Why your Google Business Profile matters more than your website
For most UK private care homes, the Google Business Profile drives more family enquiries than the website does. When someone searches "care homes near me" or "care home in [town]" on a phone, the map pack appears first, often filling the visible screen before any organic result loads. A complete, active profile is the single highest-leverage piece of local marketing you can own.
Step 1: claim or create the profile
Search your registered care home name on Google Maps. One of three things will happen:
- A profile exists and is unclaimed. Click "Claim this business" and verify ownership.
- A profile exists and is claimed by a previous manager or agency. Request access through Google's official transfer process.
- Nothing exists. Go to business.google.com and create a new one.
Verification is usually by postcard to the registered address (5-10 working days) or by phone. Do not use a personal Google account; create or use a business Google account so the profile can be passed between staff without losing access.
Step 2: nail the core information
These fields drive ranking and trust more than any other:
- Name: your registered home name exactly as it appears on CQC and your signage. Do not stuff keywords ("Sunnydale Care Home, Best Dementia Care in Bath") — Google will suspend the profile.
- Address: full registered postal address, identical to your website footer, CQC listing and carehome.co.uk entry.
- Phone: a real, answered number. Tracked phone numbers can be used but the main number must also remain visible somewhere.
- Website: your home's specific page, not the parent group homepage.
- Hours: 24/7 for a residential care home. Set holiday hours for the office or admissions team if those differ.
Step 3: pick the right category
Primary category is the single biggest ranking lever. Pick the one that matches your CQC registration:
- Nursing home — for nursing-registered care.
- Retirement home — for residential care without nursing.
- Hospice — only if you are registered as a hospice.
Then add secondary categories that reflect everything else you do: Assisted living facility, Dementia care, Respite care, Day care center. Each secondary category adds search terms you can appear for without diluting your primary signal.

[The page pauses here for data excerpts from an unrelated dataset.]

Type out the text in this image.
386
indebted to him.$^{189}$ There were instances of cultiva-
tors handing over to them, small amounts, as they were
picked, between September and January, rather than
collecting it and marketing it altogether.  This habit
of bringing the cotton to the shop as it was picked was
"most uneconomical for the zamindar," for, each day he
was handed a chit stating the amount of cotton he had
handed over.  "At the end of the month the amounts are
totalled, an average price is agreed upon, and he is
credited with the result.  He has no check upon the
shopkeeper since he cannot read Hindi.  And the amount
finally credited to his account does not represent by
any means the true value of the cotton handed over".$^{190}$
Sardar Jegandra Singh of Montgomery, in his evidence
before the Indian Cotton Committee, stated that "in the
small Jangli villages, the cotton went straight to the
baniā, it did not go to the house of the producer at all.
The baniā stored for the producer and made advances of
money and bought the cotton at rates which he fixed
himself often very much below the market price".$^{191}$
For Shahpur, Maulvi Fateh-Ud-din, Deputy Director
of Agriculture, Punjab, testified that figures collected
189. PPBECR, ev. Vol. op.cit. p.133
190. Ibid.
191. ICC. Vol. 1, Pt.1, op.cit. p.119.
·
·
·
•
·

Step 4: services, attributes and the from-the-business description
List every service you provide as a separate Service in the profile (Residential, Nursing, Dementia, Respite, Palliative, End-of-life). Add attributes families search by: wheelchair accessible, parking, garden, on-site GP visits, hairdresser, pets welcome.
The "from the business" description is 750 characters. Use them well: who you care for, the registration you hold, what makes the experience for residents different. Avoid clichés ("home from home", "we treat everyone like family"). Be specific.
Step 5: photos — the bit most homes get wrong
Google's data consistently shows profiles with 100+ photos earn 2-3x more direction requests and calls than those with 10-20. Aim for a steady drip rather than one big upload. Mix six types:
- Exterior — front entrance, signage, parking, garden in different seasons.
- Communal areas — lounges, dining room, activity rooms, hallways.
- Bedrooms — at least three room types, made up and lived-in.
- Food — meals as actually served, not stock photography.
- Activities — residents engaged in real activity, with signed consent for anyone identifiable.
- Team — managers, key carers, the chef, the maintenance lead.
Refresh weekly. Avoid stock photos at all costs. Families can tell.
Step 6: a weekly posting habit
Posts are short updates that appear on your profile and signal an active business. Once a week is plenty. Rotate the types:
- Events: open days, family afternoon tea, charity coffee mornings.
- Offers: respite stays available, short-term beds.
- Updates: garden refurb, new minibus, recruitment milestones.
- Highlights: photo of the week (with consent), staff anniversary, CQC inspection result.
Each post needs a real photo, two to three sentences, and a clear call-to-action button.
Step 7: the review programme
Reviews are the single biggest trust signal and a major ranking factor. The pattern of homes that consistently win their local map pack: 40-150 Google reviews, 4.6+ average, at least one new review in the last 30 days.
Build a structured ask:
- After a successful admission (week 2 family check-in).
- After every six-monthly family review meeting.
- After a milestone moment (birthday, family party, end-of-life care delivered well).
Send the review link by text the same day. Reply to every review — positive ones with warmth, negative ones with calm professionalism, without disclosing anything identifiable.
Step 8: Q&A and messaging
The Q&A section is public and anyone can answer. If you do not seed it, random users will. Add the five most common family questions and answer them yourself: fees, visiting hours, dementia provision, food, parking. Turn on messaging if you can commit to a same-day reply.
What to do if your profile gets suspended
Suspensions usually come from keyword-stuffed names, fake addresses, inconsistent details across the web, or a sudden review spike. If suspended, fix the trigger first (correct the name, align the address, remove any incentivised reviews), then file a reinstatement request through the official Business Profile help form. Reinstatement typically takes 5-14 days.
Measuring impact
The Google Business Profile dashboard shows three numbers that matter: profile views, direction requests, and calls. Track all three monthly. A well-optimised profile in a typical UK town will produce 10-40 direct phone calls a month — most of which never visit your website.